Polymeric ionic liquids (PILs) bearing imidazolium group have been extensively studied as antimicrobial compounds due to their broad spectrum of activity and because do not easily induce bacterial resistance with low toxicity toward mammalian cells. With the aim to develop new antimicrobial compounds, we synthesized new ionic and polyionic liquids by metathesis reaction of 1-hexadecyl-3-methylimidazolium bromide, previously prepared by alkylation of 1-methylimidazole with 1-bromohexadecane [1], with different anions.

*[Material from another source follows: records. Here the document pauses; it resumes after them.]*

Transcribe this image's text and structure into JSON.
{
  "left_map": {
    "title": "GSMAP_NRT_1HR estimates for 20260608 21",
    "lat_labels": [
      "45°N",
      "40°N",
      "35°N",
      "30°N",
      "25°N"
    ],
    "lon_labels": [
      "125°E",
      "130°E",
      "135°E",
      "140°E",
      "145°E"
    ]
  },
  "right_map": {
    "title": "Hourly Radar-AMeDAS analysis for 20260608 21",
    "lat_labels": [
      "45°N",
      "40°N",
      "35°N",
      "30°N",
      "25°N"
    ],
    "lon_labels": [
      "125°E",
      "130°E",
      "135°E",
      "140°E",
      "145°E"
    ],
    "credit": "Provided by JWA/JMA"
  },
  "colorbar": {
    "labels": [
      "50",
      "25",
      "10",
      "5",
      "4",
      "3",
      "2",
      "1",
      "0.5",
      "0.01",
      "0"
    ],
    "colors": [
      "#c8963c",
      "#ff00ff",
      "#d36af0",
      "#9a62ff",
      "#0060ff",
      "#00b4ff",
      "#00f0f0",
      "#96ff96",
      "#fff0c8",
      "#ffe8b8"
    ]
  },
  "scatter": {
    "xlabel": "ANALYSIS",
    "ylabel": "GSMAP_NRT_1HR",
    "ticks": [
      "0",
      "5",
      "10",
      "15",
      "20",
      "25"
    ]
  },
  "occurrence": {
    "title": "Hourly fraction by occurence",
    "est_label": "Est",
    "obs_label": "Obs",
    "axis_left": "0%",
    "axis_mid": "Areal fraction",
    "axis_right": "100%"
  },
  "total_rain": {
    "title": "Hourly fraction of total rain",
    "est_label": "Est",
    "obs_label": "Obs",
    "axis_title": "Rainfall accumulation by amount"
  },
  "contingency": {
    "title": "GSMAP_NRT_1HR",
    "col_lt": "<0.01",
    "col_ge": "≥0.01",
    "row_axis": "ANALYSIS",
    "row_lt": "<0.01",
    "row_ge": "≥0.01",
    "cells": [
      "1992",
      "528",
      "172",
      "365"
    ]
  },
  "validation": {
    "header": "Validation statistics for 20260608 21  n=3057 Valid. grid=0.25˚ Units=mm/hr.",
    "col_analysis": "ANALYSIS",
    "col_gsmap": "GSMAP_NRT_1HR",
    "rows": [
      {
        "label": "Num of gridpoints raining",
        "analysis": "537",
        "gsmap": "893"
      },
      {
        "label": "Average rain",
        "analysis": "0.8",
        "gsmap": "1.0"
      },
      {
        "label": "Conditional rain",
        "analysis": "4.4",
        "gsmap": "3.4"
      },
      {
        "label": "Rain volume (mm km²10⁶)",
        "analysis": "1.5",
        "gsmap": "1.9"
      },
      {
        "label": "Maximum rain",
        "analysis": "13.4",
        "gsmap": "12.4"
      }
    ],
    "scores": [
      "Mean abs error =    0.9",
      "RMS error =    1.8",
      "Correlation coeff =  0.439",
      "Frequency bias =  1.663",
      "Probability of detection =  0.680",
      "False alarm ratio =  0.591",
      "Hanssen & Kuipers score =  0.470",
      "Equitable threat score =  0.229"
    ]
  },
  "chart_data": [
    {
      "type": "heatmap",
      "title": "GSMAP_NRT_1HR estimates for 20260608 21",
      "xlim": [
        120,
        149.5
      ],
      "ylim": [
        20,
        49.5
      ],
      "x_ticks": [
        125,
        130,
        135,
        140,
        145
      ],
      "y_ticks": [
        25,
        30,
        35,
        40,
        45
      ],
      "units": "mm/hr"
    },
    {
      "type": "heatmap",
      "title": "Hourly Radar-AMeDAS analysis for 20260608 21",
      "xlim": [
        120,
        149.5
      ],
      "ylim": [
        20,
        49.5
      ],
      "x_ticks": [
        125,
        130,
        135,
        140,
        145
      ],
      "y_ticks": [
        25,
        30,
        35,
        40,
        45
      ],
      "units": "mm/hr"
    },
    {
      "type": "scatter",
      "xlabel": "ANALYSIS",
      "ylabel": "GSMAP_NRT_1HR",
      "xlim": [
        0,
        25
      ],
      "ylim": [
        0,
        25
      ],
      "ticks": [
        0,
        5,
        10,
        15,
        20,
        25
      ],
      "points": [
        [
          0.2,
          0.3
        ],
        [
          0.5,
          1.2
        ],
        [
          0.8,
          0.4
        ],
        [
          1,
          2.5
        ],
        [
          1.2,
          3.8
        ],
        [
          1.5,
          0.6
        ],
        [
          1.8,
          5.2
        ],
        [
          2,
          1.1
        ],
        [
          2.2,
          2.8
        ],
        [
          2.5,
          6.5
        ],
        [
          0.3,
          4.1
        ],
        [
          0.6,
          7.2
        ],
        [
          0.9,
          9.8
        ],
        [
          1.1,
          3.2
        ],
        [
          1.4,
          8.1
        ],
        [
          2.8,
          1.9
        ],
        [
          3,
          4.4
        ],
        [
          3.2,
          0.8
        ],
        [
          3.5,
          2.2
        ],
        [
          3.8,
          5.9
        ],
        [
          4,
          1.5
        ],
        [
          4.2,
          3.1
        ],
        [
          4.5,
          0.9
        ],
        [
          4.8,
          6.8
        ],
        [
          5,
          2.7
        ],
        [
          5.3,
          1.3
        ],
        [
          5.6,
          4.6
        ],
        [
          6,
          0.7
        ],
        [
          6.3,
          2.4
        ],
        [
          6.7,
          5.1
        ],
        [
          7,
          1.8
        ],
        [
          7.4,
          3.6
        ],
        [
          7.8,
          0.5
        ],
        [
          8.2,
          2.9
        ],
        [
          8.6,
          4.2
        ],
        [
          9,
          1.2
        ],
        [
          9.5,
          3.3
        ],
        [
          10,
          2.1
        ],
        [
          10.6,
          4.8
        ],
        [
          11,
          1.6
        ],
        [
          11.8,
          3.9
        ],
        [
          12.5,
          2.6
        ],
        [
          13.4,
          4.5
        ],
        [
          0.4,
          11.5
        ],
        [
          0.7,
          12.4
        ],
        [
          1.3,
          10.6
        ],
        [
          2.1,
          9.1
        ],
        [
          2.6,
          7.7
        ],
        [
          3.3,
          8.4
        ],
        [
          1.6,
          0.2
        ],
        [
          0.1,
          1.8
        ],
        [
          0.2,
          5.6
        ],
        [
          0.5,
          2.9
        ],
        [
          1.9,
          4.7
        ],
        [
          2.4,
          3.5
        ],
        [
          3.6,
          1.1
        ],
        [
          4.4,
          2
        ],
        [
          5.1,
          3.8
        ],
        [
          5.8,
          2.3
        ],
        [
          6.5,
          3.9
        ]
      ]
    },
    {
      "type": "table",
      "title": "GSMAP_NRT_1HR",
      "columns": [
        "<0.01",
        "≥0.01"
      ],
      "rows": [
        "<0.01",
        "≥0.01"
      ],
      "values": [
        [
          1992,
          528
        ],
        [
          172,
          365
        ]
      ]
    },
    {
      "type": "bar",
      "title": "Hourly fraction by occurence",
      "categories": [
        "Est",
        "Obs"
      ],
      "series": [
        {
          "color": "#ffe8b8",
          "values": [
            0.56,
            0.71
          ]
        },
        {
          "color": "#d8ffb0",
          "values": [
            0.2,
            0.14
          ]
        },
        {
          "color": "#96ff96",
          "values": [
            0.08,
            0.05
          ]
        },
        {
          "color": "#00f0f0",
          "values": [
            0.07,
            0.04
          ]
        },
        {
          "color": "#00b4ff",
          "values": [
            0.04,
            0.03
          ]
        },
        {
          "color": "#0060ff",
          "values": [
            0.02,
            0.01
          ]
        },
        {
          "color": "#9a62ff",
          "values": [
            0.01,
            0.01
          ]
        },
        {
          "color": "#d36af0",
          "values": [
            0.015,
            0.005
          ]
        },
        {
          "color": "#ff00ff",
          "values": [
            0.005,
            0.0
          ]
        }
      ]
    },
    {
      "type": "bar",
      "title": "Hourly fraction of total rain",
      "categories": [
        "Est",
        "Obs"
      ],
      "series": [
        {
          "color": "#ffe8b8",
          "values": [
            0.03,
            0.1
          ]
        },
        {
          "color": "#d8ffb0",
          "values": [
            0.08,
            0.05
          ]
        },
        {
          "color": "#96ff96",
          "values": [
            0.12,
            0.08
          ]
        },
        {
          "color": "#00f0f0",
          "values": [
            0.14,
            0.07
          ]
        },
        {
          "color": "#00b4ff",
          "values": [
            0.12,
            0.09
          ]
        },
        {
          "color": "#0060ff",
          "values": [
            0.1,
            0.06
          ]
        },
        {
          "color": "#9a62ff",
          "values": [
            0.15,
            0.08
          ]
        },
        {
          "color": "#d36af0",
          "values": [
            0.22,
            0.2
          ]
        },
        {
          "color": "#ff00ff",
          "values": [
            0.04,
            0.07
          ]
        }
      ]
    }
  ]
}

In order to obtain PILs, two copolymers have been produced by reaction of styrene and sodium styrene sulfonate [2] mixed at different molar ratios (75:25 and 90:10) and then used as anions for the synthesis of polyionic liquids. The following compounds have been synthesized: 1-hexadecyl-3-methylimidazolium dimethyl-5-sulfoisophtalate (Hdmim+ DMSIP-), 1-hexadecyl-3-methylimidazolium styrene sulfonate (Hdmim+ SS-), 1-hexadecyl-3-methylimidazolium poly(styrene-styrene sulfonate75:25 (Hdmim+ PSS- 75:25) and 1-hexadecyl-3-methylimidazolium poly(styrene-styrene sulfonate 90:10) (Hdmim+ PSS- 90:10). All the synthesized compounds have been characterized by 1HNMR, MALDI, DSC and TGA analysis. The antimicrobial activity, tested on Nutrient Agar plates by the disk diffusion method, was evaluated by measuring the amplitude (mm) of the inhibition zone (lack of growth of the tested microorganism) around cotton gauze samples impregnated with ethanol solutions, at different concentrations (50, 100, 200 and 500 ppm), of PILs and ILs. The samples tested showed considerable antibacterial activity, although with variable efficacy depending on the bacterial strain and the concentration of solutions used. In particular, a strong antimicrobial activity (inhibition halo > 3 mm) was highlighted using gauze containing ILs and PILs at the highest concentration against Listeria innocua, Pseudomonas fluorescens and Bacillus subtilis, respectively. The synthesized compounds induced a good antimicrobial activity against both Gram positive (L. innocua and B. subtilis) and Gram negative (Ps. fluorescens) bacterial pathogens, thus resulting promising antimicrobial agents for future applications in different fields (medical, alimentary, textile, etc.).